Wygięłam usta w uśmiechu, zerkając na Nim, która tylko przytaknęła, plącząc jej nogi w korzenie.
-Co taka suka jak ty wie o miłości!? Czy kiedykolwiek kogoś kochałaś!? A on tak strasznie płakał. Krzyczał "Mamo, znów się upiłaś! Wszystko będzie dobrze! Pójdziesz spać i weźmiesz lekarstwa! Rano znowu będziesz moją kochaną mamusią, która pocałuje mnie w główkę i..." nie dokończył, a ja stałam w wejściu i słuchałam. Nie zareagowałam w porę-straciłam panowanie nad emocjami.-Wszystko się rozjebało przez ciebie! Nie jechałam z ojcem, ponieważ też walnęłaś mnie z butelki w głowę! Straciłam pamięć, dlatego nie jechałam! Nie pamiętałam wszystkiego. Wmawiałaś mi, że mnie kochasz, że po wypadku pomyliły mi się osoby!

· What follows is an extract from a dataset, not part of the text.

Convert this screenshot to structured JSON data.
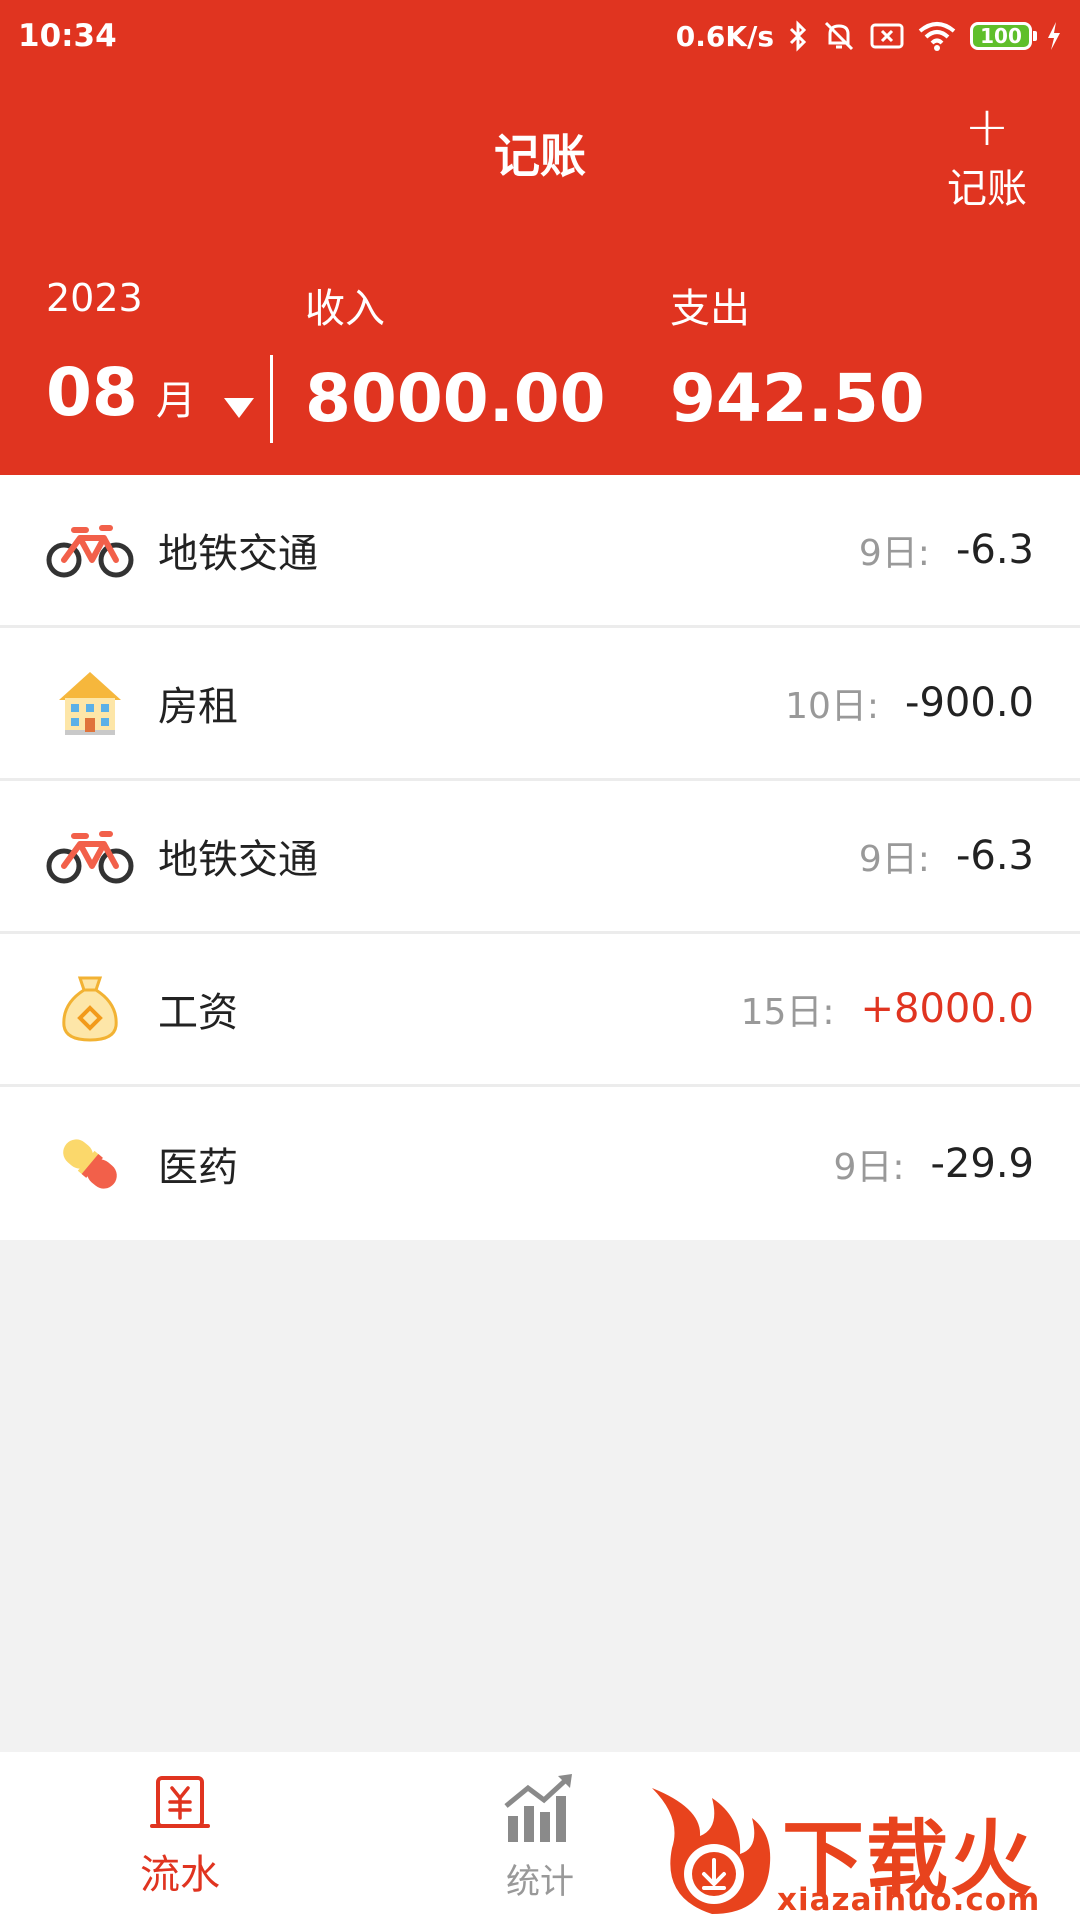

Twierdziłaś, że to ojciec mnie bił! Kiedy miałaś już prawa rodzicielskie i alimenty zaczęło się ponownie. Zależało ci tylko na kasie! Nienawidziłaś mnie za to, że istnieje! Nie udał ci się plan z gwałtem. Takeo miał mnie później pociąć, prawda? Miałam zniknąć bez śladu, a ty miałaś być cierpiącą matką. Twoja historia pojawiłaby się w telewizji, zyski w twojej firmie by wzrosły. Plan idealny, tylko nie przewidziałaś, że będzie przy mnie Kei. Jak mogłaś nam coś takiego zrobić!? Mogłaś się rozwieść z ojcem! Wszystko skończyłoby się dobrze! Akihiko by żył, zostałabym z ojcem, nie zapomniałabym o Keiu. Wszystko przez ciebie!
-To ojciec was bił! To nie ja! Znów ci się coś pomyliło-powiedziała najłagodniejszym tonem, na jaki umiała się zdobyć.-Puść mnie, a wszystko ci wytłumaczę.
Na mój rozkaz, Nin rozplątała kobietę. Nie pozwoliłam jej dalej podejść, ponieważ obok pojawiła się Ann. Zamroziła jej nogi, stając obok mnie.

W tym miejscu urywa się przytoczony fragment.